When looking to purchase a new computer, it’s important to understand your needs. While consumer computers offer ease of access at a fraction of the cost of business computers, weighing what you need to achieve will help you make an informed decision. The following three considerations can help you decide what is right for you.

 How do you intend to use your new PC?

Business computers are made to meet a large variety of needs, and therefore usually have greater memory capacity and processing speed to meet these needs. Business computers typically have a memory of around 500GB to 750GB with dual or quad-core processors that enable them to easily complete tasks such as rendering, saving large files, and networking with other computers. Consumer computers are primarily built for personal use, so the memory and processing speed is much less. This limited memory can constrict a consumer computer email and internet use, word processing, and gaming.

What features are important to you?

While technology advances, consumer computers change rapidly to stay up-to-date. While this is a positive feature if you are using your consumer computer for strictly personal use, this can lead to compatibility problems in the boardroom or office, where technology is often bought in bulk and updated less frequently than consumer computers. For example, in the business world, in many cases VGA ports are still needed to connect to projectors for presentations. Features like these are not commonly found on new consumer computers. For personal use, certain features may seem outdated, so be sure to understand what features you need to be compatible in the workplace.

What are you looking for when it comes to repairs?
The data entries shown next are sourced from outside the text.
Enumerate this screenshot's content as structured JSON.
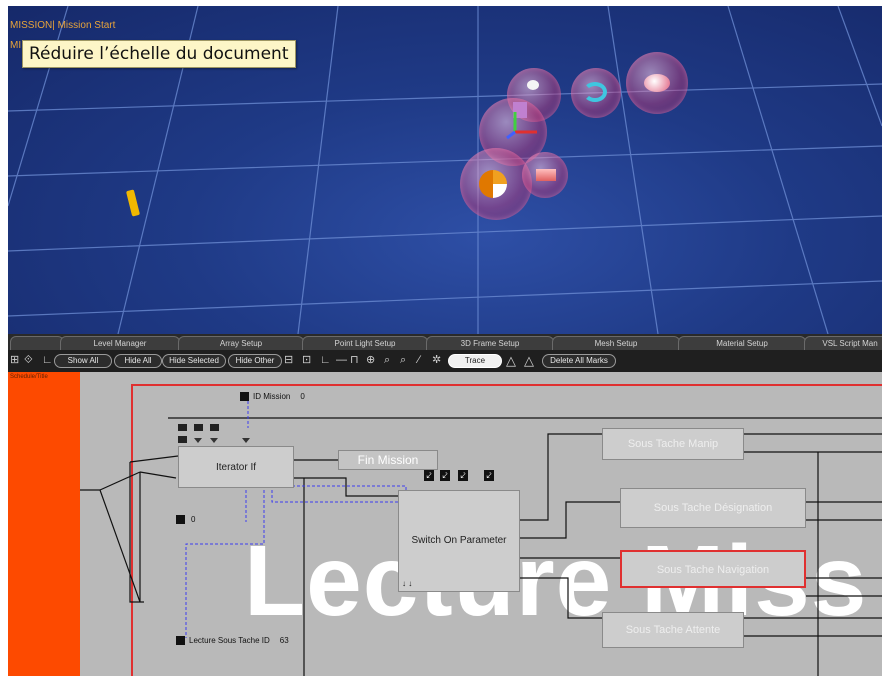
{
  "viewport": {
    "label_line1": "MISSION| Mission Start",
    "label_line2": "MI",
    "tooltip": "Réduire l’échelle du document"
  },
  "tabs": [
    "",
    "Level Manager",
    "Array Setup",
    "Point Light Setup",
    "3D Frame Setup",
    "Mesh Setup",
    "Material Setup",
    "VSL Script Man"
  ],
  "toolbar": {
    "show_all": "Show All",
    "hide_all": "Hide All",
    "hide_selected": "Hide Selected",
    "hide_other": "Hide Other",
    "trace": "Trace",
    "delete_all_marks": "Delete All Marks"
  },
  "schematic": {
    "orange_label": "Schedule/Title",
    "watermark": "Lecture Miss",
    "params": {
      "id_mission_label": "ID Mission",
      "id_mission_value": "0",
      "iterator_param_value": "0",
      "lecture_label": "Lecture Sous Tache ID",
      "lecture_value": "63"
    },
    "blocks": {
      "iterator": "Iterator If",
      "fin_mission": "Fin Mission",
      "switch": "Switch On Parameter",
      "switch_footer": "↓ ↓",
      "manip": "Sous Tache Manip",
      "designation": "Sous Tache Désignation",
      "navigation": "Sous Tache Navigation",
      "attente": "Sous Tache Attente"
    }
  }
}
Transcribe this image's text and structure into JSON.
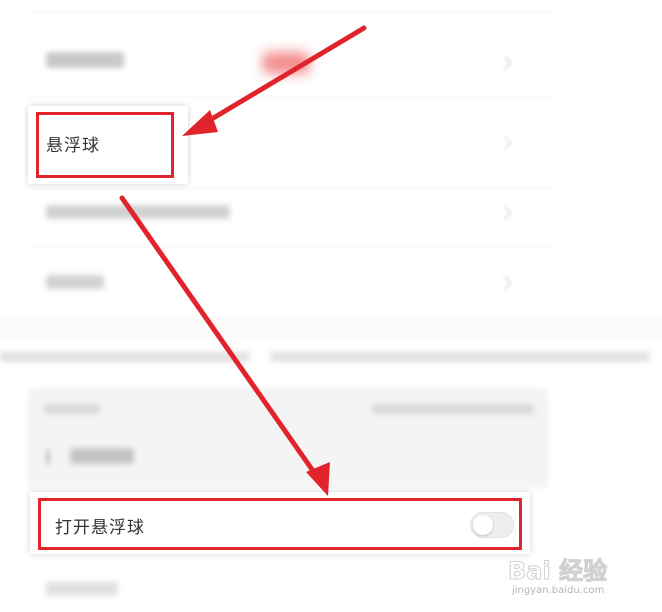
{
  "settings": {
    "float_ball_label": "悬浮球",
    "open_float_ball_label": "打开悬浮球",
    "open_float_ball_enabled": false
  },
  "annotation": {
    "highlight_color": "#e1232b"
  },
  "watermark": {
    "brand": "Bai 经验",
    "url": "jingyan.baidu.com"
  }
}
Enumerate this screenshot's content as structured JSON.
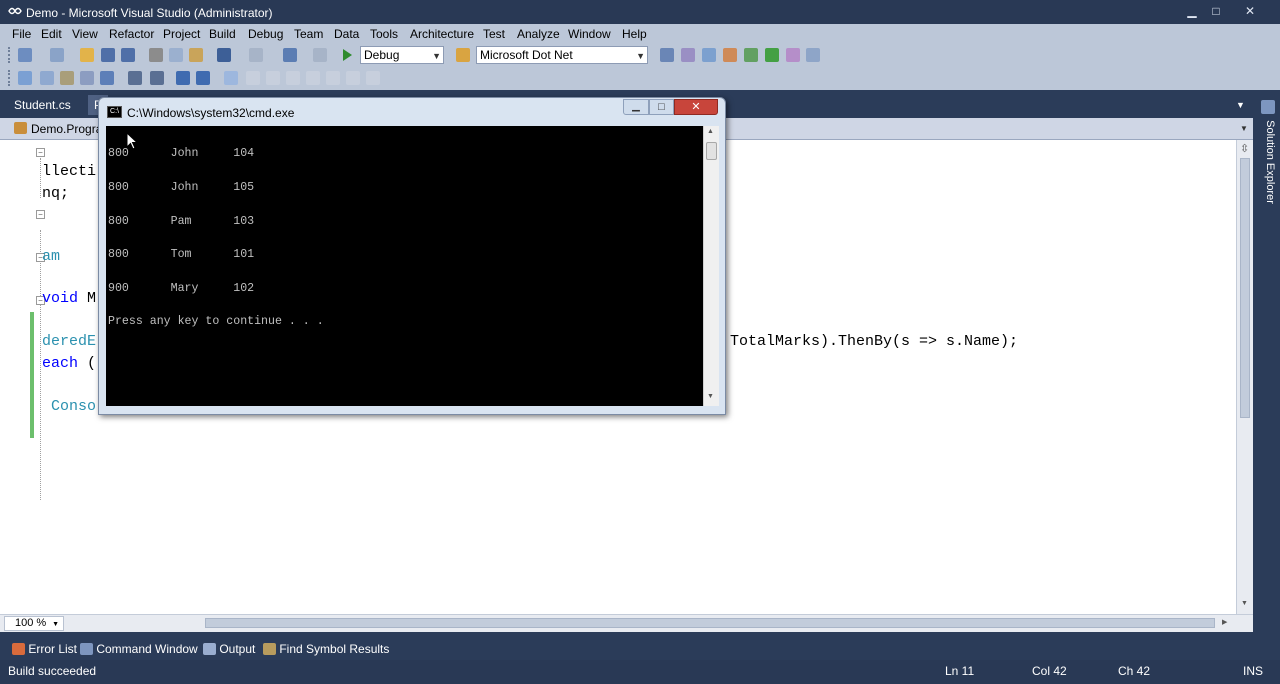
{
  "window": {
    "title": "Demo - Microsoft Visual Studio (Administrator)",
    "controls": {
      "minimize": "▁",
      "maximize": "□",
      "close": "✕"
    }
  },
  "menu": [
    "File",
    "Edit",
    "View",
    "Refactor",
    "Project",
    "Build",
    "Debug",
    "Team",
    "Data",
    "Tools",
    "Architecture",
    "Test",
    "Analyze",
    "Window",
    "Help"
  ],
  "toolbar": {
    "configuration": "Debug",
    "search_combo": "Microsoft Dot Net"
  },
  "tabs": {
    "active": "Student.cs",
    "partial": "P"
  },
  "navbar": {
    "type_combo": "Demo.Progra"
  },
  "editor": {
    "lines": [
      {
        "text": "llecti",
        "kw": ""
      },
      {
        "text": "nq;",
        "kw": ""
      },
      {
        "text": "am",
        "kw": ""
      },
      {
        "text": " M",
        "kw": "void"
      },
      {
        "text": "deredE",
        "kw": ""
      },
      {
        "text": " (",
        "kw": "each"
      },
      {
        "text": "Conso",
        "kw": ""
      }
    ],
    "right_fragment": "TotalMarks).ThenBy(s => s.Name);",
    "zoom": "100 %"
  },
  "cmd": {
    "title": "C:\\Windows\\system32\\cmd.exe",
    "output": [
      "800      John     104",
      "800      John     105",
      "800      Pam      103",
      "800      Tom      101",
      "900      Mary     102",
      "Press any key to continue . . ."
    ]
  },
  "side_panel": {
    "label": "Solution Explorer"
  },
  "bottom_tabs": [
    "Error List",
    "Command Window",
    "Output",
    "Find Symbol Results"
  ],
  "status": {
    "message": "Build succeeded",
    "line": "Ln 11",
    "col": "Col 42",
    "ch": "Ch 42",
    "mode": "INS"
  }
}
When it comes to computer issues, the capabilities and cost to repair and maintain business computers and consumer computers is vastly different. Business-class computers are commonly built with high-quality materials that have been tested to last. Consumer-grade computers are produced in mass quantities with parts that are known to be of less quality. What this means for repairs is consumer computer parts are more easily available when needed, however, the machine may need more service and repair. In contrast, business computers are often more custom, making parts and service a cost a bit more, but malfunctions and repairs will be infrequent.

What are your needs as far as warranty and longevity?

It’s common for business computers to have better support and service options. Purchasing warranties on business computers tend to last longer than those on consumer computers. Additionally, purchasing a business model will often prioritize your needs when it comes to repair and services over consumer computers.

When it comes down to it, the one thing you need to understand is what you need from your personal computer. If you are looking for a source of entertainment and don’t need fast processing speeds, a personal computer may be your best bet to cut cost. If you’re looking for a machine that is built to last and will function in a multitude of settings, it may be best for you to spend a bit more on a business computer for reliability. Find what best suits you.